If you’re evaluating Grok for any production workload, this should update your priors on instruction-following reliability, not just content safety.

Study more:


DeepSeek’s Manifold Hyperconnections — Why Geometry Is the Next Frontier

DeepSeek dropped a paper on Manifold-Constrained Hyper-Connections (mHC) on New Year’s Eve. The technical details matter less than what it signals about where AI research is heading.

The problem they’re solving: Neural networks suffer from unstable gradients — signals either vanish or explode as they propagate through layers. The standard fixes are training tricks: gradient clipping, layer normalization, careful learning rate scheduling. These work, but they’re patches on an architectural problem.

The evolution:

  1. ResNets introduced residual connections — instead of each layer computing something new, layers refine a running representation. If a layer has nothing useful to add, it can approximate an identity function. This stabilized deep networks.

  2. Hyper-Connections (ByteDance) added multiple parallel residual streams that can mix across layers. More expressiveness, but also more ways for signals to interfere destructively. DeepSeek found that in a 27B parameter model, unconstrained HC caused signal gains exceeding 3000×, leading to catastrophic divergence.

  3. mHC (DeepSeek) constrains the mixing by projecting onto the Birkhoff polytope — the set of doubly stochastic matrices where all rows and columns sum to 1. This forces information redistribution to remain balanced: each stream contributes and receives without dominance.

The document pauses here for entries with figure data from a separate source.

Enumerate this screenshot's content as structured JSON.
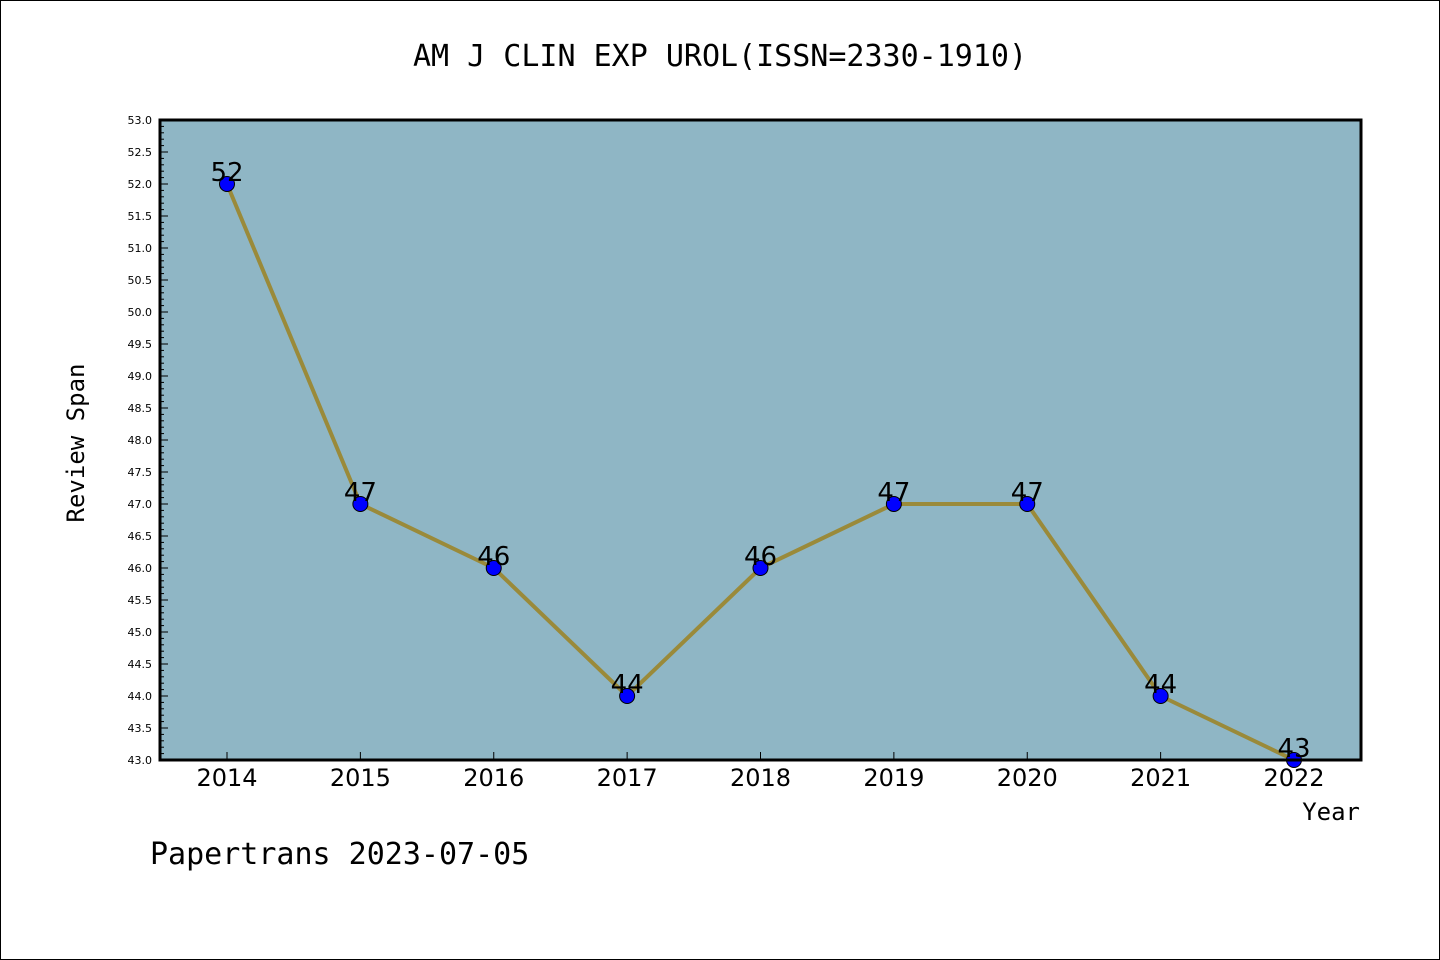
{
  "chart_data": {
    "type": "line",
    "title": "AM J CLIN EXP UROL(ISSN=2330-1910)",
    "xlabel": "Year",
    "ylabel": "Review Span",
    "categories": [
      "2014",
      "2015",
      "2016",
      "2017",
      "2018",
      "2019",
      "2020",
      "2021",
      "2022"
    ],
    "series": [
      {
        "values": [
          52,
          47,
          46,
          44,
          46,
          47,
          47,
          44,
          43
        ]
      }
    ],
    "data_labels": [
      "52",
      "47",
      "46",
      "44",
      "46",
      "47",
      "47",
      "44",
      "43"
    ],
    "ylim": [
      43.0,
      53.0
    ],
    "y_ticks": [
      "43.0",
      "43.5",
      "44.0",
      "44.5",
      "45.0",
      "45.5",
      "46.0",
      "46.5",
      "47.0",
      "47.5",
      "48.0",
      "48.5",
      "49.0",
      "49.5",
      "50.0",
      "50.5",
      "51.0",
      "51.5",
      "52.0",
      "52.5",
      "53.0"
    ],
    "grid": false,
    "colors": {
      "plot_background": "#8fb6c5",
      "line": "#9a8a3a",
      "marker": "#0000ff"
    }
  },
  "footer": {
    "text": "Papertrans 2023-07-05"
  }
}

Why it matters: This makes architecture inherently stable rather than relying on training tricks to compensate for instability. DeepSeek claims 6-7% compute overhead — trivial if it eliminates the need for gradient clipping, normalization layers, and learning rate scheduling infrastructure. In benchmarks, mHC achieved 2.1% gains on BBH and 2.3% on DROP over standard HC.

The bigger signal: This is part of a broader shift toward understanding and exploiting the geometry of neural network latent spaces. Google’s interpretability work, steering vectors, the “Geometry of Truth” research — they’re all circling the same insight. The next generation of performance gains won’t come from “make it bigger.” They’ll come from better understanding and traversing the structure that already exists in trained models.

Geometry is becoming load-bearing for AI research. If you’re following the field, start building intuition here. This was a signal we first flagged when doing a deep-dive into Kimi-K2 and how Muon Clips exploit psuedo-geometry to converge faster, and since then we’ve seen a lot more research pointing to this.